Per ogni albero abbattuto per edificare il nuovo insediamento se ne pianteranno altri dieci, per un totale di 850 nuove piante. I residenti potranno inoltre accedere a un tasso di interesse più basso grazie ai mutui verdi ottenuti sulla base delle credenziali di sostenibilità del nuovo intervento immobiliare.

 

La ceramica alla prova dei tropici

La sostenibilità è un tema centrale per lo sviluppo di Aquarela. Il progetto, le scelte costruttive e i materiali sono parte di una attenta strategia ambientale.

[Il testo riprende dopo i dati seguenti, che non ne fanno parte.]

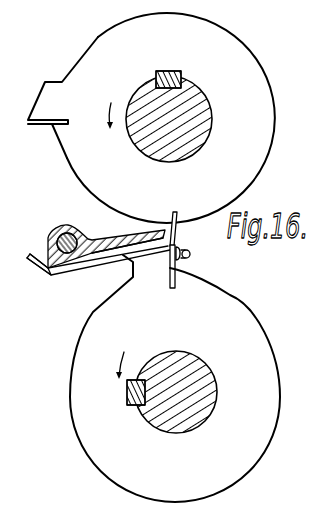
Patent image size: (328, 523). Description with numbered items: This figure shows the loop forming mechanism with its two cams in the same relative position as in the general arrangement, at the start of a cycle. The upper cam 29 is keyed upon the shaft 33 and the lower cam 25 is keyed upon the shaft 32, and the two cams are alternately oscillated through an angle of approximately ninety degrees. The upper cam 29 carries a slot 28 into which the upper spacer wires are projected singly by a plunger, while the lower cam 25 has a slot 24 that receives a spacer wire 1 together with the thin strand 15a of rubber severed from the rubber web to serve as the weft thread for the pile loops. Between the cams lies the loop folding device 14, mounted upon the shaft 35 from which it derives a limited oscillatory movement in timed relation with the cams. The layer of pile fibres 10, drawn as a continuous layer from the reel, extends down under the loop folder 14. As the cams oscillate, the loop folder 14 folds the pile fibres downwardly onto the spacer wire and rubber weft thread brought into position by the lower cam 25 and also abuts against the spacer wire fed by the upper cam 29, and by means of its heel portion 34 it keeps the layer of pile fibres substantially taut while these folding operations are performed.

The cam 29 is at (171, 118).
The slot 28 is at (44, 124).
The shaft 33 is at (202, 142).
The shaft 35 is at (48, 262).
The loop folding device 14 is at (95, 234).
The material for forming the loops 10 is at (98, 271).
The heel portion 34 is at (53, 274).
The thin strand 15a is at (170, 217).
The spacer wires 1 is at (190, 253).
The slot 24 is at (175, 283).
The cam 25 is at (175, 378).
The shaft 32 is at (187, 363).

Racconta Natalia Mc Lean, Direttore dell’Interior Design di Uribe Schwarzkopf: “Abbiamo selezionato materiali di qualità che ci hanno consentito di giocare e creare stimoli sensoriali. Consapevoli del fatto che il valore di questi spazi è proporzionale al benessere che riescono a donare alle persone che li vivono.

Legno e gres ceramico erano le materie più coerenti con il concept del progetto che evoca un grande monolite di pietra ricoperto da una folta vegetazione. L’interior design ha voluto essere pienamente coerente con la poetica di Jean Nouvel, anche se la scelta delle finiture e lo sviluppo degli spazi di servizio sono stati seguiti direttamente dallo sviluppatore.”

Conclude l’architetto Mc Lean: “La sostenibilità delle lastre ceramiche e le prestazioni tecniche sono stati fattori cruciali nella scelta dei materiali. Il clima della foresta e la possibilità di garantire una facile manutenzione sono stati elementi determinanti per la posa delle superfici in grés porcellanato, che dovranno durare almeno due decenni. La ceramica è un materiale che riesce a coinvolgere fortemente i nostri sensi: la qualità estetica si sposa spesso con una sorprendente piacevolezza al tatto.”

 

Il lavoro sulle superfici delle prime torri da poco ultimate, è un vero percorso attraverso l’ispirazione della natura.

Per i rivestimenti a pavimento sono state scelte la serie Mystone Ardesia e Rocking, gres porcellanato effetto pietra, in varie tonalità , l’essenza lignea di Treverk, nella tinta beige, e il seduttivo gres effetto marmo Allmarble nella versione Statuario. Non si è rinunciato alla contemporaneità dell’effetto marmo e cemento della serie Art Taupe, in colore antracite.

Alla naturalità della collezione Allmarble, e al brutalismo minimalista di Art Taupe, a parete sono state affiancate le lastre in gres a spessore sottile Grande Marble Look Golden White, percorso da venature dorate e la struttura 3D della serie da rivestimento Color Code. Per i piani cucina la scelta è ricaduta sulla compattezza e l’effetto satinato della serie The Top Solid Color Look, sempre in colore bianco.